La loi anti-gaspillage pour une économie circulaire (AGEC) vient en renfort de la loi EGAlim dont ses objectifs sont principalement de réduire l’utilisation de plastique. Ceux-ci se déclinent en trois idées phares : d’ici 2025 réduire de 20% les emballages à usages uniques, réduire de 100% les emballages plastiques “inutiles”, tendre vers 100% de recyclage d’emballages plastiques à usage unique.

3. Une juste rémunération des agriculteurs & lois EGAlim

a. Loi EGAlim 1 (30 octobre 2018)

La loi EGAlim 1 avait pour objectif de rémunérer plus dignement les agriculteurs des champs français et répartir de manière plus équilibrée les marges et valeurs ajoutées entre producteurs, transformateurs et GMS. Ainsi les mesures mises en places permettent de :

  • contraindre les supermarchés à réaliser une marge d'au moins 10% sur les produits alimentaires. Ainsi les produits alimentaires ne peuvent être vendus au prix coûtant ou avec un surcoût inférieur de 10%. L’objectif théorique est d’éviter qu'en resserrant excessivement leurs marges, les distributeurs ne soient tentés d'exercer une pression supplémentaire sur les industriels et les producteurs ;
  • plafonner les promotions à 34% de la valeur du produit et à maximum 25% du volume de vente. En effet, 22% du chiffre d’affaires des grandes surfaces sont issus de promotion, c’est pourquoi la loi EGAlim encadre les “promotions” et interdit le terme “gratuit” apposé aux produits ;
  • procéder à l'inversion de la construction des prix. Ainsi les contrats et prix associés, destinés aux transformateurs et aux acteurs de la distribution, seront proposés par les agriculteurs en prenant en compte des indicateurs des coûts de production. Pour peser dans les négociations, les agriculteurs peuvent se regrouper en organisation de producteurs ou renforcer les interprofessions. Néanmoins aucune sanction n’était prévue en cas de non respect des contrats par les distributeurs.

b. Loi EGAlim 2 (18 octobre 2021)

Comme le montre l’infographie ci-dessous réalisée par la Fondation pour la nature, la loi EGAlim 1 n’a eu que peu de retombées sur la rémunération des agriculteurs. En réhaussant le seuil de revente à perte à 10%, cela a entrainé une augmentation des prix de vente mais pas des revenus d'agriculteurs.

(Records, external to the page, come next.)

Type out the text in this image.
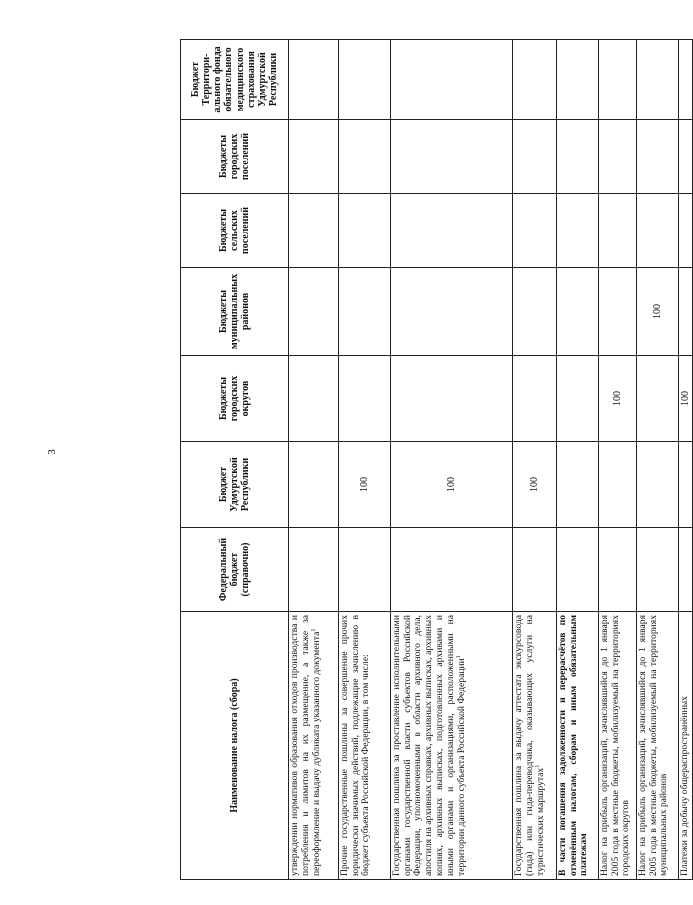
3
Наименование налога (сбора)	Федеральный бюджет (справочно)	Бюджет Удмуртской Республики	Бюджеты городских округов	Бюджеты муниципальных районов	Бюджеты сельских поселений	Бюджеты городских поселений	Бюджет Территори-ального фонда обязательного медицинского страхования Удмуртской Республики
утверждении нормативов образования отходов производства и потребления и лимитов на их размещение, а также за переоформление и выдачу дубликата указанного документа$^1$							
Прочие государственные пошлины за совершение прочих юридически значимых действий, подлежащие зачислению в бюджет субъекта Российской Федерации, в том числе:		100					
Государственная пошлина за проставление исполнительными органами государственной власти субъектов Российской Федерации, уполномоченными в области архивного дела, апостиля на архивных справках, архивных выписках, архивных копиях, архивных выписках, подготовленных архивами и иными органами и организациями, расположенными на территории данного субъекта Российской Федерации$^1$		100					
Государственная пошлина за выдачу аттестата экскурсовода (гида) или гида-переводчика, оказывающих услуги на туристических маршрутах$^1$		100					
В части погашения задолженности и перерасчётов по отменённым налогам, сборам и иным обязательным платежам							
Налог на прибыль организаций, зачислявшийся до 1 января 2005 года в местные бюджеты, мобилизуемый на территориях городских округов			100				
Налог на прибыль организаций, зачислявшийся до 1 января 2005 года в местные бюджеты, мобилизуемый на территориях муниципальных районов				100			
Платежи за добычу общераспространённых			100				
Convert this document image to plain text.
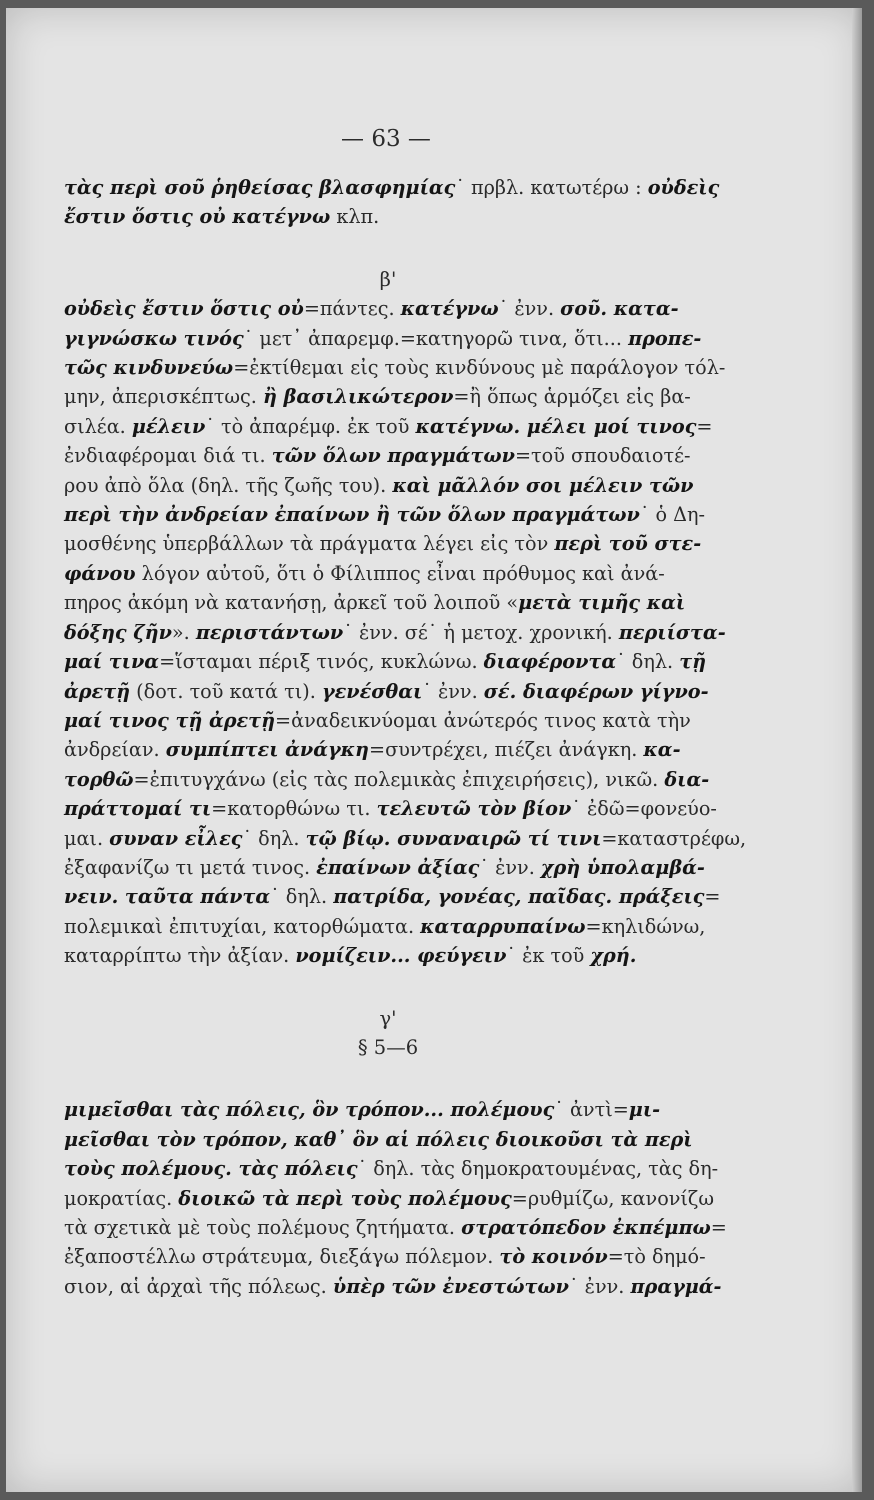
— 63 —
τὰς περὶ σοῦ ῥηθείσας βλασφημίας˙ πρβλ. κατωτέρω : οὐδεὶς
ἔστιν ὅστις οὐ κατέγνω κλπ.
β'
οὐδεὶς ἔστιν ὅστις οὐ=πάντες. κατέγνω˙ ἐνν. σοῦ. κατα-
γιγνώσκω τινός˙ μετ᾽ ἀπαρεμφ.=κατηγορῶ τινα, ὅτι... προπε-
τῶς κινδυνεύω=ἐκτίθεμαι εἰς τοὺς κινδύνους μὲ παράλογον τόλ-
μην, ἀπερισκέπτως. ἢ βασιλικώτερον=ἢ ὅπως ἁρμόζει εἰς βα-
σιλέα. μέλειν˙ τὸ ἀπαρέμφ. ἐκ τοῦ κατέγνω. μέλει μοί τινος=
ἐνδιαφέρομαι διά τι. τῶν ὅλων πραγμάτων=τοῦ σπουδαιοτέ-
ρου ἀπὸ ὅλα (δηλ. τῆς ζωῆς του). καὶ μᾶλλόν σοι μέλειν τῶν
περὶ τὴν ἀνδρείαν ἐπαίνων ἢ τῶν ὅλων πραγμάτων˙ ὁ Δη-
μοσθένης ὑπερβάλλων τὰ πράγματα λέγει εἰς τὸν περὶ τοῦ στε-
φάνου λόγον αὐτοῦ, ὅτι ὁ Φίλιππος εἶναι πρόθυμος καὶ ἀνά-
πηρος ἀκόμη νὰ κατανήσῃ, ἀρκεῖ τοῦ λοιποῦ «μετὰ τιμῆς καὶ
δόξης ζῆν». περιστάντων˙ ἐνν. σέ˙ ἡ μετοχ. χρονική. περιίστα-
μαί τινα=ἵσταμαι πέριξ τινός, κυκλώνω. διαφέροντα˙ δηλ. τῇ
ἀρετῇ (δοτ. τοῦ κατά τι). γενέσθαι˙ ἐνν. σέ. διαφέρων γίγνο-
μαί τινος τῇ ἀρετῇ=ἀναδεικνύομαι ἀνώτερός τινος κατὰ τὴν
ἀνδρείαν. συμπίπτει ἀνάγκη=συντρέχει, πιέζει ἀνάγκη. κα-
τορθῶ=ἐπιτυγχάνω (εἰς τὰς πολεμικὰς ἐπιχειρήσεις), νικῶ. δια-
πράττομαί τι=κατορθώνω τι. τελευτῶ τὸν βίον˙ ἐδῶ=φονεύο-
μαι. συναν εἶλες˙ δηλ. τῷ βίῳ. συναναιρῶ τί τινι=καταστρέφω,
ἐξαφανίζω τι μετά τινος. ἐπαίνων ἀξίας˙ ἐνν. χρὴ ὑπολαμβά-
νειν. ταῦτα πάντα˙ δηλ. πατρίδα, γονέας, παῖδας. πράξεις=
πολεμικαὶ ἐπιτυχίαι, κατορθώματα. καταρρυπαίνω=κηλιδώνω,
καταρρίπτω τὴν ἀξίαν. νομίζειν... φεύγειν˙ ἐκ τοῦ χρή.
γ'
§ 5—6
μιμεῖσθαι τὰς πόλεις, ὃν τρόπον... πολέμους˙ ἀντὶ=μι-
μεῖσθαι τὸν τρόπον, καθ᾽ ὃν αἱ πόλεις διοικοῦσι τὰ περὶ
τοὺς πολέμους. τὰς πόλεις˙ δηλ. τὰς δημοκρατουμένας, τὰς δη-
μοκρατίας. διοικῶ τὰ περὶ τοὺς πολέμους=ρυθμίζω, κανονίζω
τὰ σχετικὰ μὲ τοὺς πολέμους ζητήματα. στρατόπεδον ἐκπέμπω=
ἐξαποστέλλω στράτευμα, διεξάγω πόλεμον. τὸ κοινόν=τὸ δημό-
σιον, αἱ ἀρχαὶ τῆς πόλεως. ὑπὲρ τῶν ἐνεστώτων˙ ἐνν. πραγμά-
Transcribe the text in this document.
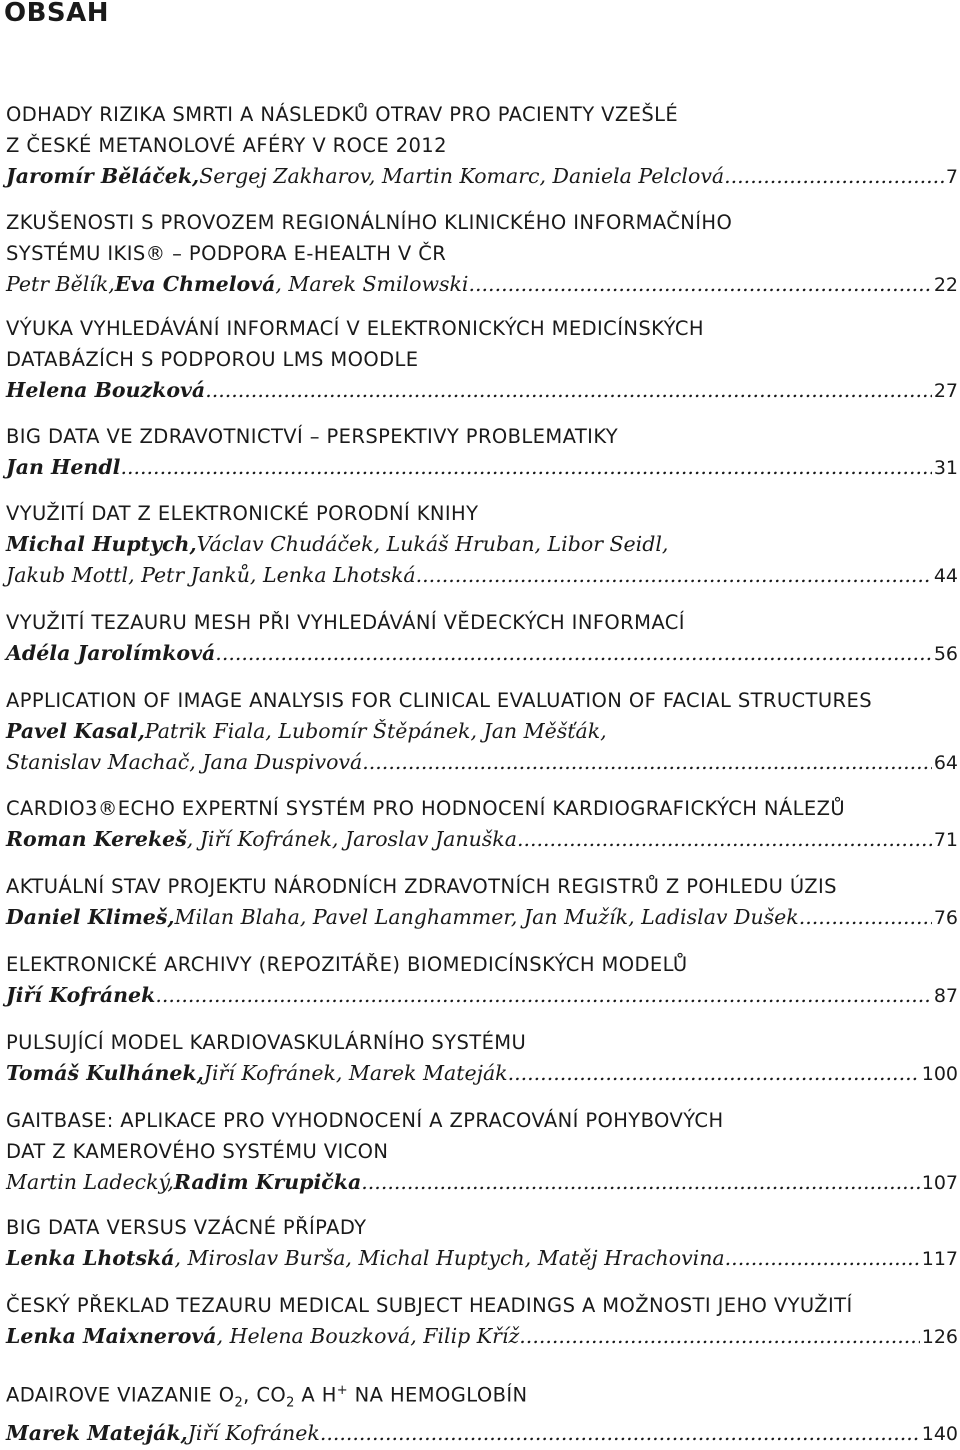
OBSAH
ODHADY RIZIKA SMRTI A NÁSLEDKŮ OTRAV PRO PACIENTY VZEŠLÉ
Z ČESKÉ METANOLOVÉ AFÉRY V ROCE 2012
Jaromír Běláček, Sergej Zakharov, Martin Komarc, Daniela Pelclová .....	7
ZKUŠENOSTI S PROVOZEM REGIONÁLNÍHO KLINICKÉHO INFORMAČNÍHO
SYSTÉMU IKIS® – PODPORA E-HEALTH V ČR
Petr Bělík, Eva Chmelová , Marek Smilowski .....	22
VÝUKA VYHLEDÁVÁNÍ INFORMACÍ V ELEKTRONICKÝCH MEDICÍNSKÝCH
DATABÁZÍCH S PODPOROU LMS MOODLE
Helena Bouzková .....	27
BIG DATA VE ZDRAVOTNICTVÍ – PERSPEKTIVY PROBLEMATIKY
Jan Hendl .....	31
VYUŽITÍ DAT Z ELEKTRONICKÉ PORODNÍ KNIHY
Michal Huptych, Václav Chudáček, Lukáš Hruban, Libor Seidl,
Jakub Mottl, Petr Janků, Lenka Lhotská .....	44
VYUŽITÍ TEZAURU MESH PŘI VYHLEDÁVÁNÍ VĚDECKÝCH INFORMACÍ
Adéla Jarolímková .....	56
APPLICATION OF IMAGE ANALYSIS FOR CLINICAL EVALUATION OF FACIAL STRUCTURES
Pavel Kasal, Patrik Fiala, Lubomír Štěpánek, Jan Měšťák,
Stanislav Machač, Jana Duspivová .....	64
CARDIO3®ECHO EXPERTNÍ SYSTÉM PRO HODNOCENÍ KARDIOGRAFICKÝCH NÁLEZŮ
Roman Kerekeš , Jiří Kofránek, Jaroslav Januška .....	71
AKTUÁLNÍ STAV PROJEKTU NÁRODNÍCH ZDRAVOTNÍCH REGISTRŮ Z POHLEDU ÚZIS
Daniel Klimeš, Milan Blaha, Pavel Langhammer, Jan Mužík, Ladislav Dušek .....	76
ELEKTRONICKÉ ARCHIVY (REPOZITÁŘE) BIOMEDICÍNSKÝCH MODELŮ
Jiří Kofránek .....	87
PULSUJÍCÍ MODEL KARDIOVASKULÁRNÍHO SYSTÉMU
Tomáš Kulhánek, Jiří Kofránek, Marek Mateják .....	100
GAITBASE: APLIKACE PRO VYHODNOCENÍ A ZPRACOVÁNÍ POHYBOVÝCH
DAT Z KAMEROVÉHO SYSTÉMU VICON
Martin Ladecký, Radim Krupička .....	107
BIG DATA VERSUS VZÁCNÉ PŘÍPADY
Lenka Lhotská , Miroslav Burša, Michal Huptych, Matěj Hrachovina .....	117
ČESKÝ PŘEKLAD TEZAURU MEDICAL SUBJECT HEADINGS A MOŽNOSTI JEHO VYUŽITÍ
Lenka Maixnerová , Helena Bouzková, Filip Kříž .....	126
ADAIROVE VIAZANIE $O_2$, $CO_2$ A H+ NA HEMOGLOBÍN
Marek Mateják, Jiří Kofránek .....	140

Ainsi, deux nouvelles versions de cette loi ont vu le jour.

Evolution du montant de la marge brute réalisée par chaque acteur sur un litre de lait demi-écrémé entre 2001 et 2022
Evolution du montant de la marge brute réalisée par chaque acteur sur un litre de lait demi-écrémé entre 2001 et 2022 (Source : Fondation pour la nature)

La loi EGAlim 2 prévoit en 2021 de durcir les mesures initiées dans la première version.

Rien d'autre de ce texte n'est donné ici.